Our links with the local medical school has already facilitated some of our work to move from pre-clinical models to clinical samples and this joint application and our involvement in the development of a local health research partnership will further strengthen these links with the local NHS hospitals Trust and facilitate more of our work reaching the clinic.
In summary, the successful completion of this body of research will improve our understanding of a range of diseases as well as their regenerative properties and will lead to earlier more precise diagnosis of disease, personalised medicine and the development of novel treatment strategies.
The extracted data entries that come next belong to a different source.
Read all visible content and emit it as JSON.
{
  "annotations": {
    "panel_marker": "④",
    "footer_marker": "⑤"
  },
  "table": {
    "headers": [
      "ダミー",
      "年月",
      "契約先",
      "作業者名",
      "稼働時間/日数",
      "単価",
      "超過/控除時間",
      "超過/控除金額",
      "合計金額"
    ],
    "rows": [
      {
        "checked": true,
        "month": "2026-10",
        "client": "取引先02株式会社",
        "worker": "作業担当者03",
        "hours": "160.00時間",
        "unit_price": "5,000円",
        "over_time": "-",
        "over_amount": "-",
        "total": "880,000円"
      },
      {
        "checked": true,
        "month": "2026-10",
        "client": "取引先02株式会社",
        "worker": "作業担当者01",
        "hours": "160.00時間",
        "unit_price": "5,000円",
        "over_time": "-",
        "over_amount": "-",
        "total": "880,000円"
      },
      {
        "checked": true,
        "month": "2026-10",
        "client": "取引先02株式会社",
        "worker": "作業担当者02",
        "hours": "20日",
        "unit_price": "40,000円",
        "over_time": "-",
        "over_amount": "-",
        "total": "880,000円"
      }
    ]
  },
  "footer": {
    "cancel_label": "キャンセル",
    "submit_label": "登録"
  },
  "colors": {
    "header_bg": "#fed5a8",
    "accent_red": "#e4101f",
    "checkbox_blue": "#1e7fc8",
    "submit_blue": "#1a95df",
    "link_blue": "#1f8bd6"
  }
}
Effective treatment of disease requires early and precise diagnosis and an understanding of the pathophysiology of disease. Our work at the University of Brighton, alongside colleagues at the Brighton and Sussex Medical School and the University of Sussex, has focused on developing a range of novel treatments and early diagnostics for diseases of older people. Our current funded work explores a range of conditions including osteoarthritis, constipation/incontinence, a range of cancers, neurodegenerative diseases and diabetic leg ulcers. These conditions are costly to manage, impact massively on quality of life of the patient and can impact on life expectancy. The development of effective treatment strategies would be facilitated by earlier and more precise diagnosis, and a more in depth understanding of the pathophysiology of the condition. Tissues are heterogenous in terms of cell type, and in disease healthy and diseased cells may co-exist in a single tissue. Additionally, some cancers are not a single disease but instead a multiplicity of distinct malignancies that share a common anatomical site. Understanding the cell types that are affected by disease will improve our understanding of the condition and lead to the development of novel diagnostics, treatments and personalised medicine strategies. To aid these goals we request a laser microdissection microscope to enable us to dissect out diseased tissue, single cells or groups of homogenous cells from complex heterogenous tissues or from tissues in contact with biomedical devices, allowing the expression of genes and proteins to be compared to healthy controls and across the stages of disease. This work will lead to the development of miRNA, neurochemical and imaging biomarkers that can be used for the early diagnosis of disease, identify mutational and translational features for improved prognosis and the development of innovative treatments, including novel drug therapy and theranostic wound dressings.